Saturday, March 7, 2015

The Way We Thought We Were

A friend of mine once explained his breakup with a beautiful young woman from Iowa, "She saw the movie Annie Hall when she was a teenager and decided then and there she was going to be like Annie Hall and move to New York and seduce a witty Jewish guy like Woody Allen. After she moved in she discovered I was Jewish only on my father's side and was no Woody Allen. It was all downhill after that."

In the early days of the Internet I got interested in chat rooms. Now, of course, I use Facebook as a virtual time sink for semi-personal relations, but back then I had a lot of fun in a chat room of my own I called The Algonquin Round Table. I had fancied that the name would attract wits and wags from all over the country who knew about Dorothy Parker and the denizens of the so-called round table of the 1920s. For the better part of a year I kept it going, but I all too often I had to explain what the original round table was and try to keep the conversational patter at a level that would invite wisecracks and witty comments. People did come in as alter egos and one young woman dubbed herself Holly Golightly (I know it's the wrong period, but she was allowed it in the spirit of the game. She had seen the movie Breakfast at Tiffany's and obviously it struck a chord with her). 

To make this long story short, she attracted one of the young men in my vicious circle so much that one weekend he hopped a plane from Denver, where he lived, to meet her in Seattle, where she lived. The visit was a fiasco. I don't know the details, but I suspect he was expecting Audrey Hepburn to greet him as much as she expected George Peppard to step off that plane.

Leslie Caron in Lili
Maybe it's common for adolescent girls to latch on to a particular image of someone they see in the movies to define their expectations of the next phase of their life. What then, I asked myself, did I see myself as? The answer came to me right away.

I was Leslie Caron as Lili, naive, hopeful, a little tacky, but oh so charming and elfin and young, young, young, like a kindergartner let loose among the grownups and choosing to play with the puppets. I loved that movie. I remember bawling out loud at it. I think I was it.

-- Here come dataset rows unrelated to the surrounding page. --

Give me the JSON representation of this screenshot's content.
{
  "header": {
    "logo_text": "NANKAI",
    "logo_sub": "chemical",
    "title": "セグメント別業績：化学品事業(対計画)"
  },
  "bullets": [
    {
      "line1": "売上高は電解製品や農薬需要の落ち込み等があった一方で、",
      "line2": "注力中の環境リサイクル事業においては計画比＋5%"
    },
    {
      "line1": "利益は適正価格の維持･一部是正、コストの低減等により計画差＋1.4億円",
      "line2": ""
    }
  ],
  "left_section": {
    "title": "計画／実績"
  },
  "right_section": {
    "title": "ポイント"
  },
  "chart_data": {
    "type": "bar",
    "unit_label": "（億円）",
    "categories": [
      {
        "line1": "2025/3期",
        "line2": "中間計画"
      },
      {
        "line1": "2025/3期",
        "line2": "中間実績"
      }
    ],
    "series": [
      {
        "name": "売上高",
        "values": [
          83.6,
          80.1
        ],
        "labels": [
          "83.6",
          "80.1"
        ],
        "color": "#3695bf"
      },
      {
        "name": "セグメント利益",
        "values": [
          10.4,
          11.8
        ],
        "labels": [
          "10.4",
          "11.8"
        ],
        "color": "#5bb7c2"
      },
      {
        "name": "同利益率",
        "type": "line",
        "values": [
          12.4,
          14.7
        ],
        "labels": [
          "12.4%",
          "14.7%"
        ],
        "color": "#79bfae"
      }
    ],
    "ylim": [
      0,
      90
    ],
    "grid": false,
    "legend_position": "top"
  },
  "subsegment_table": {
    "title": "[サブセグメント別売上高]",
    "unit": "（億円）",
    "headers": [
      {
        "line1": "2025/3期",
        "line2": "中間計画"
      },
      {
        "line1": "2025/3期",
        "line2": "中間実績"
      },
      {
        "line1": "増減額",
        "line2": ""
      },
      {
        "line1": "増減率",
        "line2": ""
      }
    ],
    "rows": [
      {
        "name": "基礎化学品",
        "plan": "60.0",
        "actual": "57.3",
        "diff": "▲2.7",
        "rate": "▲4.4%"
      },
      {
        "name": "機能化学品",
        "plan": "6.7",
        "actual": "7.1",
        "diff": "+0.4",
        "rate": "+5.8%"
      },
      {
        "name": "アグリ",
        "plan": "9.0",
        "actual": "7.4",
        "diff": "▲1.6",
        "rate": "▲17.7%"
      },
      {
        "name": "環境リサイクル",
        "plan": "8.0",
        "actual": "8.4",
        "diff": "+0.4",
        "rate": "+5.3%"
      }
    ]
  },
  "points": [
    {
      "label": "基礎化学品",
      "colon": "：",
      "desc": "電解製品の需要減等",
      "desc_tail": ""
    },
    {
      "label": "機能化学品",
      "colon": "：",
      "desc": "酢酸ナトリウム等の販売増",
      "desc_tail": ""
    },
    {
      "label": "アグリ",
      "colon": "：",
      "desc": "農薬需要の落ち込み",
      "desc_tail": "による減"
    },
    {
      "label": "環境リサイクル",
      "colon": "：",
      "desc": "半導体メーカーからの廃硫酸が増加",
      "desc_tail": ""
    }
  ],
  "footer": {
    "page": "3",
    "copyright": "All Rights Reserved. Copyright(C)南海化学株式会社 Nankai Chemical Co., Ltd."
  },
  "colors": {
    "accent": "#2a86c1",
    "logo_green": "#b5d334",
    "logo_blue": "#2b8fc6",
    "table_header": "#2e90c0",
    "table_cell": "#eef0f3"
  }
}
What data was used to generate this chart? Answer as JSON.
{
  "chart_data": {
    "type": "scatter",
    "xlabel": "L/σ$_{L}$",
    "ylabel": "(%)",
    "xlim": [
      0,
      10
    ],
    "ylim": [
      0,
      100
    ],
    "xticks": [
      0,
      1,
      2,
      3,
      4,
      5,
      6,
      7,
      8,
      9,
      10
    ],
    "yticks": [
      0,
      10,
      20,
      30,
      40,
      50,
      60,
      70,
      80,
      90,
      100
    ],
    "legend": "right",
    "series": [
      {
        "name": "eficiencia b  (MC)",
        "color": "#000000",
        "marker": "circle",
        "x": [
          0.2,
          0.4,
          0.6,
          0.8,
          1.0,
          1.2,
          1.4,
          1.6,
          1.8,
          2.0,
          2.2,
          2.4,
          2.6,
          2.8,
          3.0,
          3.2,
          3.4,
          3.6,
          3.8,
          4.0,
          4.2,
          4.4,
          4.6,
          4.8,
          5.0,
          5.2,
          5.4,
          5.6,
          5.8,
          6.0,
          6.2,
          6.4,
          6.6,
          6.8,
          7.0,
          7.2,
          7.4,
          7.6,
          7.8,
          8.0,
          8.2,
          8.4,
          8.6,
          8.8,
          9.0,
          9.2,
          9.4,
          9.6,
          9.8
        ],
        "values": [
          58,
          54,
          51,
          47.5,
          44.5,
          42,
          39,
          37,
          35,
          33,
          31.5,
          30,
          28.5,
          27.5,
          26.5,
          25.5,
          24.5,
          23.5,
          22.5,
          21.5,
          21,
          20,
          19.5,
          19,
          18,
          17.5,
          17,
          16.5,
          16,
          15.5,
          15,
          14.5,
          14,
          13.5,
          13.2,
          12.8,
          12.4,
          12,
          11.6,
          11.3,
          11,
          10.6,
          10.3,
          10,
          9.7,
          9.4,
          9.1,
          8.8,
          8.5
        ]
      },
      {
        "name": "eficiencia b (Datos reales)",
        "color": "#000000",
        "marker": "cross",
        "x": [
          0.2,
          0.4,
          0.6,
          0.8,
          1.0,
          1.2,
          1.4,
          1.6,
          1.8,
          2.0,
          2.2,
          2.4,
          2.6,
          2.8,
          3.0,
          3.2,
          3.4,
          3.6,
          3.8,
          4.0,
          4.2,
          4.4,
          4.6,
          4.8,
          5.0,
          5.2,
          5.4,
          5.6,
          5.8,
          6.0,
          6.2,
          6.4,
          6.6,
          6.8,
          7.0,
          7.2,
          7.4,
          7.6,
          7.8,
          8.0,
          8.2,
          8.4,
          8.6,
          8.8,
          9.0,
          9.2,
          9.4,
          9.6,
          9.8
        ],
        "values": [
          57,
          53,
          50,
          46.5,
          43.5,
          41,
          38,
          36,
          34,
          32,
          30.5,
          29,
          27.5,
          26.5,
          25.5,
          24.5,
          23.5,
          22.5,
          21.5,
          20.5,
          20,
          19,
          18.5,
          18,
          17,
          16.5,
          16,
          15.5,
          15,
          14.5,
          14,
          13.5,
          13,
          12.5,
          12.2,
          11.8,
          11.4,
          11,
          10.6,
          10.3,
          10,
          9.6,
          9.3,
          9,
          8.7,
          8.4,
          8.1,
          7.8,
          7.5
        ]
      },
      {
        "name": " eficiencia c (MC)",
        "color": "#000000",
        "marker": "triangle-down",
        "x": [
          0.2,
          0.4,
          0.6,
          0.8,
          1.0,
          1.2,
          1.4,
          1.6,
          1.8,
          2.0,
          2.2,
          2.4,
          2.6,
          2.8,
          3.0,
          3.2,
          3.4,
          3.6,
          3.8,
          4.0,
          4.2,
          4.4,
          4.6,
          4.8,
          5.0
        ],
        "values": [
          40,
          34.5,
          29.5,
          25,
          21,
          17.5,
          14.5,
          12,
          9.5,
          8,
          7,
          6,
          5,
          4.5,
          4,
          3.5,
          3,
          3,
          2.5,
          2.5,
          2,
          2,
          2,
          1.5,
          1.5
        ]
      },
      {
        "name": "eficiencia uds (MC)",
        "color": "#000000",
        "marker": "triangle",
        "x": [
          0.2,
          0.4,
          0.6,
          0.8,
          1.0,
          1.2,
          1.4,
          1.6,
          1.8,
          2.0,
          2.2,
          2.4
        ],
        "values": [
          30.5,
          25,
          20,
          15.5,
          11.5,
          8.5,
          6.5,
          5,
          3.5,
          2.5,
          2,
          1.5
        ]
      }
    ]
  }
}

A few years later I saw Federico Fellini's La Strada, a better movie with a more rounded picture of the young woman I thought I was at that time, played magnificently by Guillieta Masini. That haunting innocent character has stayed with me as I outgrew and outclassed her over the years, but when it came to choosing a costume for a movie party in Rosendale last fall, I dressed as her and felt more liberated than I could remember ever having felt.
Gelsomina, La Strada (Giulietta Masini)

 I can't say exactly why I identified so much with the naifs in those pictures, as I made the transition to adulthood, but I still adore them both and would love to have played them--but I would not have loved to be either one of them. I thought I was seeing myself.

Me as Gelsomina, Rosendale NY, 2014

Teenagers have fantasies, or at least some of them do. Do you know who you thought you were? Ever have a fantasy of what you'd be?  How did that work out?


  1. I must have had dreams but I'll be danged if I remember them. I suspect I was trying to get by instead of imagining the future.

  2. Who did I have fantasies of being? An unaltered "eunuch," 20 years old, in charge of harem. Hey, you asked!

  3. As I recall, in LA STRADA Gelsomina is brutalized by Zampano. How was that attractive?

  4. I didn't say she was attractive. She was plain, whimsical, impish, sensitive, and magical. I identified.